Monday 2 February 2009

Shifting the Narrative

"Who needs sleep?"- Barenaked Ladies, Who Needs Sleep?
Apparently, writing a novel is exhausting. Someone should have reminded me. Upside: Four chapters of my novel cranked through in the past two weeks. Two of them get workshopped on Wednesday, which should be an interesting and blogworthy experience. Downside: Zero blog posts cranked out in the past two weeks. A thousand apologies, honored reader, for my slackness.

That said, in honor of Heroes, which I hope to catch up on shortly, before the new season leaves me completely and utterly left behind, I'm going to talk today about something I call shifting the narrative.

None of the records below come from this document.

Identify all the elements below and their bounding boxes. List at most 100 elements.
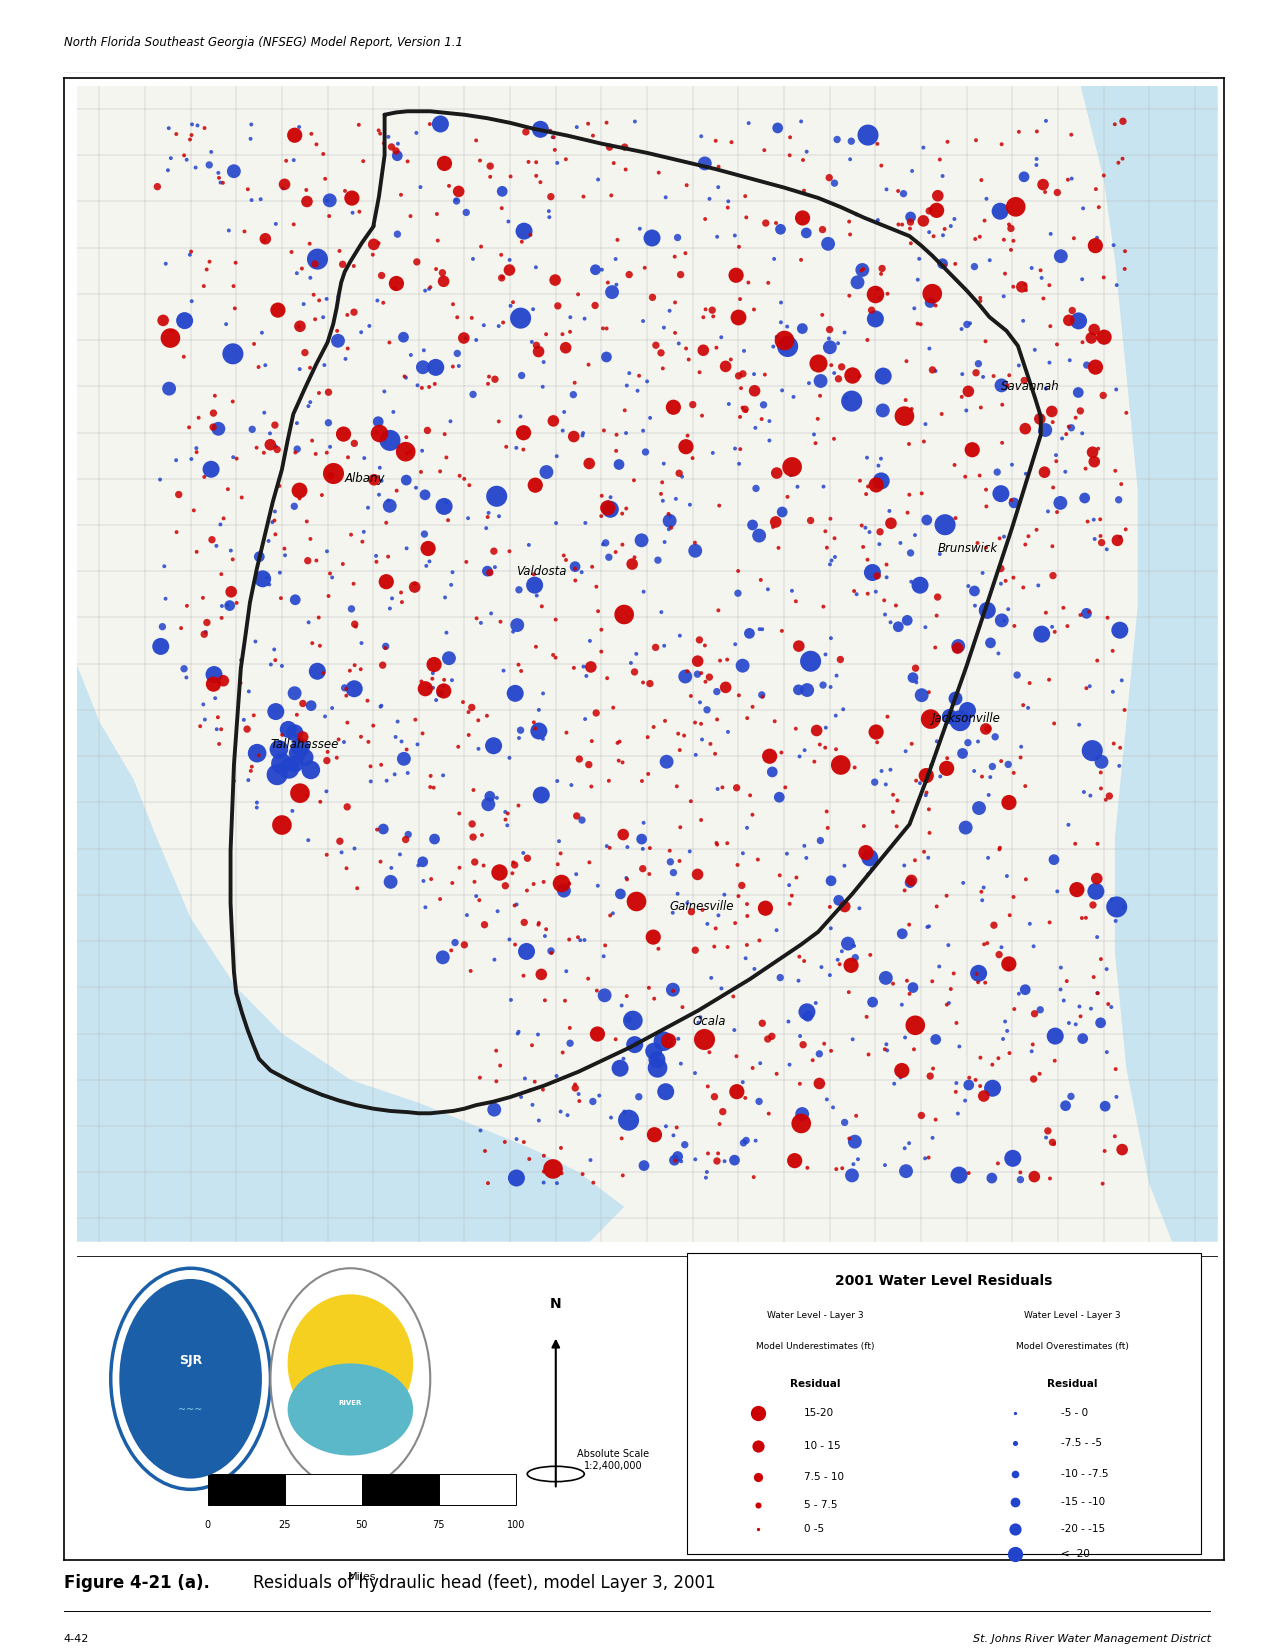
Point [919, 819, 940, 845]
Point [241, 125, 261, 152]
Point [207, 717, 227, 743]
Point [751, 406, 771, 433]
Point [927, 893, 947, 920]
Point [287, 436, 307, 462]
Point [612, 532, 632, 558]
Point [542, 124, 562, 150]
Point [302, 428, 323, 454]
Point [205, 383, 226, 409]
Point [520, 1076, 541, 1103]
Point [502, 289, 523, 315]
Point [724, 1147, 745, 1174]
Point [423, 675, 444, 702]
Point [181, 122, 201, 149]
Point [1003, 759, 1024, 786]
Point [237, 717, 258, 743]
Point [1011, 274, 1031, 300]
Point [551, 1098, 571, 1124]
Point [208, 416, 228, 442]
Point [787, 474, 807, 500]
Point [514, 1129, 534, 1156]
Point [407, 249, 427, 276]
Point [589, 1083, 609, 1109]
Point [862, 989, 882, 1015]
Point [866, 578, 886, 604]
Point [300, 390, 320, 416]
Point [425, 826, 445, 852]
Point [342, 185, 362, 211]
Point [560, 319, 580, 345]
Point [1046, 447, 1066, 474]
Point [748, 1088, 769, 1114]
Point [338, 444, 358, 471]
Point [266, 761, 287, 788]
Text: -7.5 - -5: -7.5 - -5 [1061, 1438, 1102, 1448]
Point [629, 363, 649, 390]
Point [831, 938, 852, 964]
Point [843, 1027, 863, 1053]
Point [765, 509, 785, 535]
Point [932, 251, 952, 277]
Point [391, 589, 412, 616]
Point [613, 821, 634, 847]
Point [890, 1065, 910, 1091]
Point [810, 827, 830, 854]
Point [784, 1147, 805, 1174]
Point [529, 697, 550, 723]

Shifting the narrative is, in short, taking characters and settings both you and your readers are already familiar with and changing the type of story that they're participating in. Serialized stories often do this, because it's a good way to keep a series going without it getting too stale. Heroes has a pretty good handle on it.

In Season One, Heroes was, fittingly, a hero fantasy. It was a story about people discovering they could do things they were unaware of, coming to terms with that, and then using those abilities to save the world. Season Two was a travesty, except for Hiro's story (a coming of age, face-your-illusions narrative), so I'm going to ignore it and pretend it never happened. Season Three was a family drama, in which sons were forced to choose between their parents (neither of whom was a particularly lovable character, which was one of the season's better points). Season Four we'll see about it, but it sure looks like the family drama story has been abandoned.

What Heroes has done particularly well is flowed from one narrative into the next, without it becoming too obvious that that's what it's doing. When Peter comes back from the future to kill his brother at the beginning of Season Three, you have no idea that it's setting off a family narrative (though in retrospect, it seems like that should be obvious). It doesn't begin with the father versus mother dilemma, it works its way into it in an interesting way.

It's an interesting technique to keep in mind, and for writers who dream of writing novels in series, it's an important one to remember. There are ten million different types of stories out there, and if you try to stick with just one you'll get boring fast. Figuring out how to change between them, how to position your characters so that as one narrative ends they're already at the beginning of a different one, is the great trick in writing sequels.